Читать книгу La Suisse entre quatre grandes puissances - Dimitry Queloz - Страница 34
4.2. Les méthodes de travail
ОглавлениеLa méthode de travail employée consistait avant tout à analyser les possibilités de l’adversaire potentiel, plutôt que ses intentions.114 L’importance accordée à la géographie militaire, avec un accent mis sur l’étude des lignes de communication, les sources employées et les moyens à disposition pour obtenir des renseignements, sont en grande partie responsables de ces pratiques. L’Etat-major général se basait en effet sur des publications diverses, livres, actes législatifs ou périodiques, traitant des questions militaires et politiques. Il employait également les rapports des officiers envoyés ponctuellement à l’étranger, pour assister aux grandes manœuvres ou pour effectuer des reconnaissances spéciales.

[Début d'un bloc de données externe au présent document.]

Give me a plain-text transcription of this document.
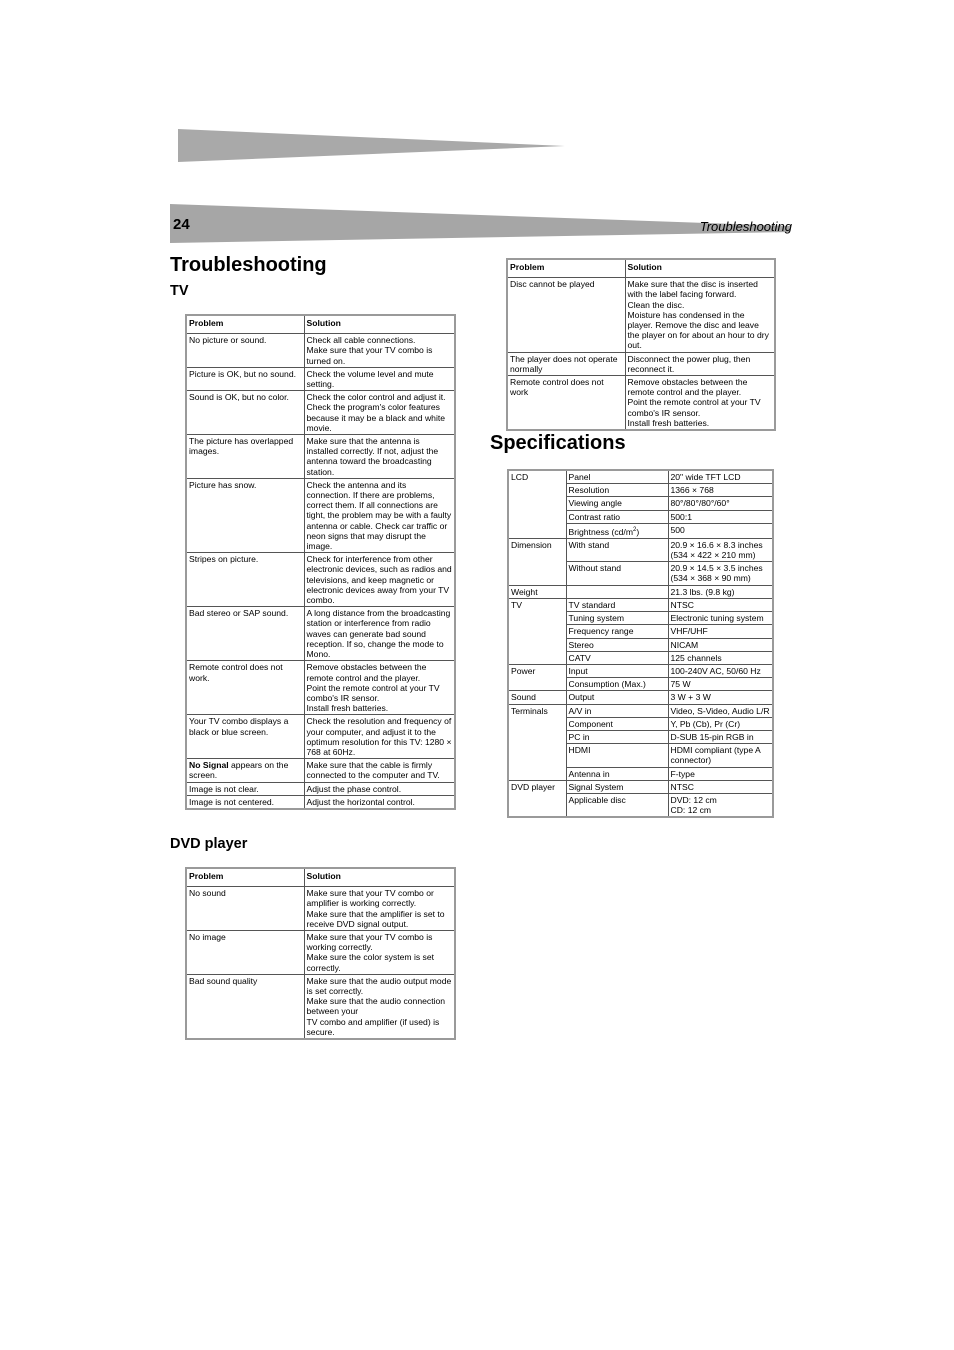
24	Troubleshooting
Troubleshooting
TV
Problem	Solution

No picture or sound.	Check all cable connections.
Make sure that your TV combo is turned on.

Picture is OK, but no sound.	Check the volume level and mute setting.

Sound is OK, but no color.	Check the color control and adjust it. Check the program's color features because it may be a black and white movie.

The picture has overlapped images.	Make sure that the antenna is installed correctly. If not, adjust the antenna toward the broadcasting station.

Picture has snow.	Check the antenna and its connection. If there are problems, correct them. If all connections are tight, the problem may be with a faulty antenna or cable. Check car traffic or neon signs that may disrupt the image.

Stripes on picture.	Check for interference from other electronic devices, such as radios and televisions, and keep magnetic or electronic devices away from your TV combo.

Bad stereo or SAP sound.	A long distance from the broadcasting station or interference from radio waves can generate bad sound reception. If so, change the mode to Mono.

Remote control does not work.	Remove obstacles between the remote control and the player.
Point the remote control at your TV combo's IR sensor.
Install fresh batteries.

Your TV combo displays a black or blue screen.	Check the resolution and frequency of your computer, and adjust it to the optimum resolution for this TV: 1280 × 768 at 60Hz.

No Signal appears on the screen.	Make sure that the cable is firmly connected to the computer and TV.

Image is not clear.	Adjust the phase control.

Image is not centered.	Adjust the horizontal control.
DVD player
Problem	Solution

No sound	Make sure that your TV combo or amplifier is working correctly.
Make sure that the amplifier is set to receive DVD signal output.

No image	Make sure that your TV combo is working correctly.
Make sure the color system is set correctly.

Bad sound quality	Make sure that the audio output mode is set correctly.
Make sure that the audio connection between your
TV combo and amplifier (if used) is secure.
Problem	Solution

Disc cannot be played	Make sure that the disc is inserted with the label facing forward.
Clean the disc.
Moisture has condensed in the player. Remove the disc and leave the player on for about an hour to dry out.

The player does not operate normally	Disconnect the power plug, then reconnect it.

Remote control does not work	Remove obstacles between the remote control and the player.
Point the remote control at your TV combo's IR sensor.
Install fresh batteries.
Specifications
LCD	Panel	20" wide TFT LCD

	Resolution	1366 × 768

	Viewing angle	80°/80°/80°/60°

	Contrast ratio	500:1

	Brightness $(cd/m^2)$	500

Dimension	With stand	20.9 × 16.6 × 8.3 inches
(534 × 422 × 210 mm)

	Without stand	20.9 × 14.5 × 3.5 inches
(534 × 368 × 90 mm)

Weight		21.3 lbs. (9.8 kg)

TV	TV standard	NTSC

	Tuning system	Electronic tuning system

	Frequency range	VHF/UHF

	Stereo	NICAM

	CATV	125 channels

Power	Input	100-240V AC, 50/60 Hz

	Consumption (Max.)	75 W

Sound	Output	3 W + 3 W

Terminals	A/V in	Video, S-Video, Audio L/R

	Component	Y, Pb (Cb), Pr (Cr)

	PC in	D-SUB 15-pin RGB in

	HDMI	HDMI compliant (type A connector)

	Antenna in	F-type

DVD player	Signal System	NTSC

	Applicable disc	DVD: 12 cm
CD: 12 cm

Ces sources présentaient un grand intérêt, mais aucune d’entre elles ne permettait d’obtenir des renseignements précis et continuels offrant la possibilité de saisir les intentions des principaux dirigeants politiques et militaires des pays voisins. Les méthodes employées pour pallier ces carences donnèrent peu de résultats. La prise en compte de déclarations publiques ou d’écrits de personnages de seconde importance contribua le plus souvent à fausser les analyses de l’Etat-major général. Quant à la méthode historique, son emploi ne fut pas des plus judicieux. Dans les études sur la menace française, par exemple, le souvenir des ambitions expansionnistes des périodes impériales plomba littéralement la réflexion de l’institution. Dans la deuxième partie de notre étude, nous en verrons quelques exemples, ainsi que les problèmes qui en découlèrent pour la planification de la mobilisation et de la concentration de l’armée.

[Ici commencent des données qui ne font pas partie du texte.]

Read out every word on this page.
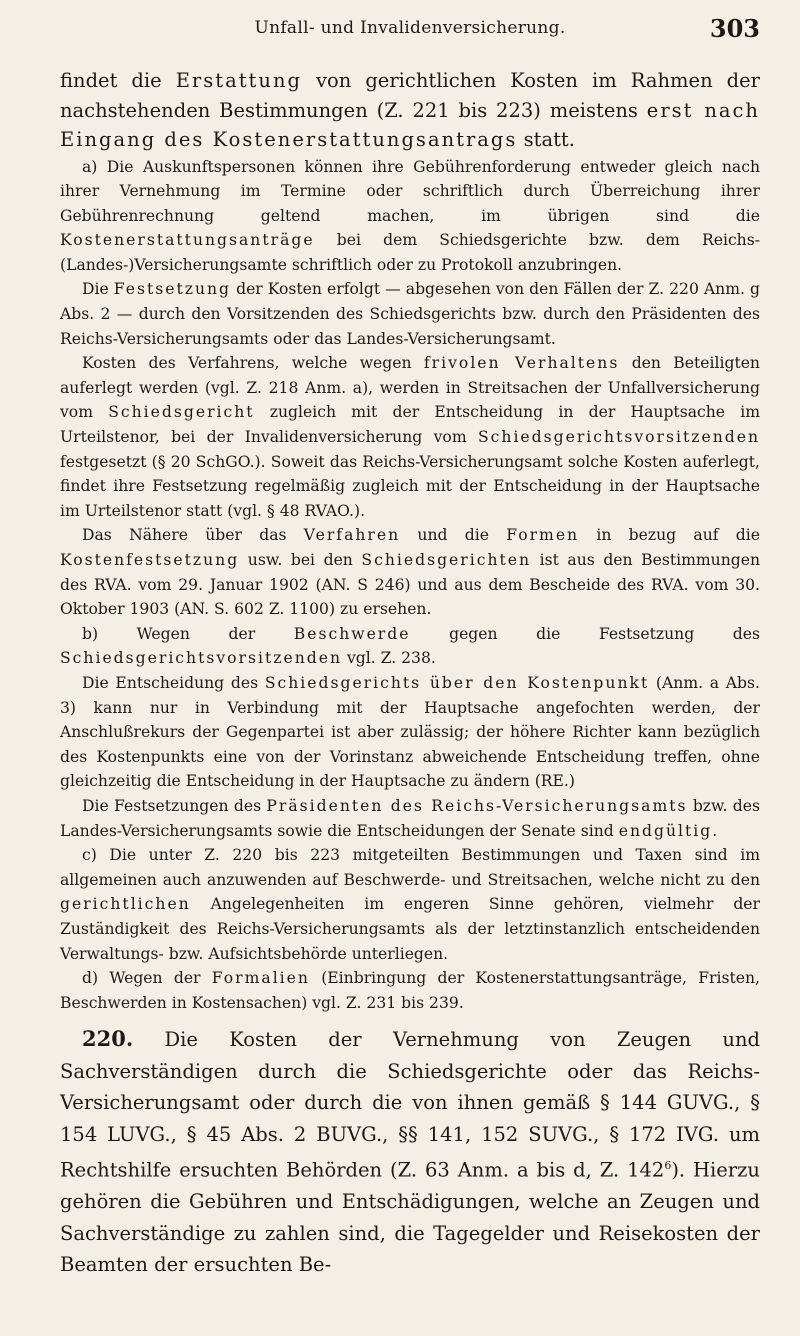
Unfall- und Invalidenversicherung.	303

findet die Erstattung von gerichtlichen Kosten im Rahmen der nachstehenden Bestimmungen (Z. 221 bis 223) meistens erst nach Eingang des Kostenerstattungsantrags statt.

a) Die Auskunftspersonen können ihre Gebührenforderung entweder gleich nach ihrer Vernehmung im Termine oder schriftlich durch Überreichung ihrer Gebührenrechnung geltend machen, im übrigen sind die Kostenerstattungsanträge bei dem Schiedsgerichte bzw. dem Reichs-(Landes-)Versicherungsamte schriftlich oder zu Protokoll anzubringen.

Die Festsetzung der Kosten erfolgt — abgesehen von den Fällen der Z. 220 Anm. g Abs. 2 — durch den Vorsitzenden des Schiedsgerichts bzw. durch den Präsidenten des Reichs-Versicherungsamts oder das Landes-Versicherungsamt.

Kosten des Verfahrens, welche wegen frivolen Verhaltens den Beteiligten auferlegt werden (vgl. Z. 218 Anm. a), werden in Streitsachen der Unfallversicherung vom Schiedsgericht zugleich mit der Entscheidung in der Hauptsache im Urteilstenor, bei der Invalidenversicherung vom Schiedsgerichtsvorsitzenden festgesetzt (§ 20 SchGO.). Soweit das Reichs-Versicherungsamt solche Kosten auferlegt, findet ihre Festsetzung regelmäßig zugleich mit der Entscheidung in der Hauptsache im Urteilstenor statt (vgl. § 48 RVAO.).

Das Nähere über das Verfahren und die Formen in bezug auf die Kostenfestsetzung usw. bei den Schiedsgerichten ist aus den Bestimmungen des RVA. vom 29. Januar 1902 (AN. S 246) und aus dem Bescheide des RVA. vom 30. Oktober 1903 (AN. S. 602 Z. 1100) zu ersehen.

b) Wegen der Beschwerde gegen die Festsetzung des Schiedsgerichtsvorsitzenden vgl. Z. 238.

Die Entscheidung des Schiedsgerichts über den Kostenpunkt (Anm. a Abs. 3) kann nur in Verbindung mit der Hauptsache angefochten werden, der Anschlußrekurs der Gegenpartei ist aber zulässig; der höhere Richter kann bezüglich des Kostenpunkts eine von der Vorinstanz abweichende Entscheidung treffen, ohne gleichzeitig die Entscheidung in der Hauptsache zu ändern (RE.)

Die Festsetzungen des Präsidenten des Reichs-Versicherungsamts bzw. des Landes-Versicherungsamts sowie die Entscheidungen der Senate sind endgültig.

c) Die unter Z. 220 bis 223 mitgeteilten Bestimmungen und Taxen sind im allgemeinen auch anzuwenden auf Beschwerde- und Streitsachen, welche nicht zu den gerichtlichen Angelegenheiten im engeren Sinne gehören, vielmehr der Zuständigkeit des Reichs-Versicherungsamts als der letztinstanzlich entscheidenden Verwaltungs- bzw. Aufsichtsbehörde unterliegen.

d) Wegen der Formalien (Einbringung der Kostenerstattungsanträge, Fristen, Beschwerden in Kostensachen) vgl. Z. 231 bis 239.

220. Die Kosten der Vernehmung von Zeugen und Sachverständigen durch die Schiedsgerichte oder das Reichs-Versicherungsamt oder durch die von ihnen gemäß § 144 GUVG., § 154 LUVG., § 45 Abs. 2 BUVG., §§ 141, 152 SUVG., § 172 IVG. um Rechtshilfe ersuchten Behörden (Z. 63 Anm. a bis d, Z. $142^6$). Hierzu gehören die Gebühren und Entschädigungen, welche an Zeugen und Sachverständige zu zahlen sind, die Tagegelder und Reisekosten der Beamten der ersuchten Be-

Les insuffisances du Service de renseignements étaient connues de l’Etat-major général et tant Pfyffer que Keller ont cherché à y remédier.115 Les difficultés pour parvenir à mettre sur pied un service véritablement efficace étaient nombreuses. La première résidait dans le manque de moyens à disposition. Outre l’aspect financier, c’était l’absence d’une structure permanente, organisée dès le temps de paix avec un personnel suffisant, qui était soulignée. Keller le regrettait d’autant qu’il considérait que le renseignement était un domaine de la défense plus difficile à organiser que les autres. De la faiblesse de la structure et de sa jeunesse découlaient des problèmes d’organisation, de méthodes et de possibilité de travail. L’Etat-major général mit du temps à se constituer une banque de données utilisable pour ses activités. L’archivage et le classement des documents selon des critères fonctionnels n’allaient pas de soi. Jusqu’en 1875, moment de la réorganisation de l’Etat-major général par Siegfried, les mémoires concernant la géographie militaire, réalisés dans le cadre de l’institution, étaient rangés dans l’ordre où ils avaient été écrits.116 A partir de cette date, les suivants ont été classés par secteurs géographiques. Par ailleurs, même les documents présentant la plus haute importance n’étaient pas systématiquement conservés. Ainsi, lorsqu’en 1895 Keller voulut se documenter sur le problème de la neutralisation de la Savoie, il ne retrouva pas les plans d’occupation élaborés par le général Herzog au cours de l’hiver 1870–1871 et il dut faire recopier le manuscrit qui se trouvait entre les mains de la famille de ce dernier.117
Le deuxième problème était lié au faible développement des réseaux d’agents en Suisse et à l’étranger. A la fin du XIXe siècle, la Suisse ne possédait pas de véritable réseau diplomatique dont le personnel aurait pu être employé en tant qu’agents de renseignement.118 Elle n’entretenait qu’un nombre restreint de diplomates, consuls ou ministres, et ne disposait pas d’attachés militaires. Les renseignements fournis par ces personnes ne présentaient, le plus souvent, qu’un intérêt très limité au point de vue militaire même si, à certaines occasions, ils purent avoir une importance significative. Enfin, se posait un dernier problème, d’ordre culturel. La Suisse ne possédait aucune culture politique en matière de renseignements et ne comprenait pas les pratiques des services des grandes puissances, notamment le secret des activités. A l’instar de ce qui se passait dans le domaine de la diplomatie, peu de dirigeants suisses comprenaient que, pour être efficace, un service de renseignements helvétique devait être constitué selon les mêmes principes que ceux des grands Etats.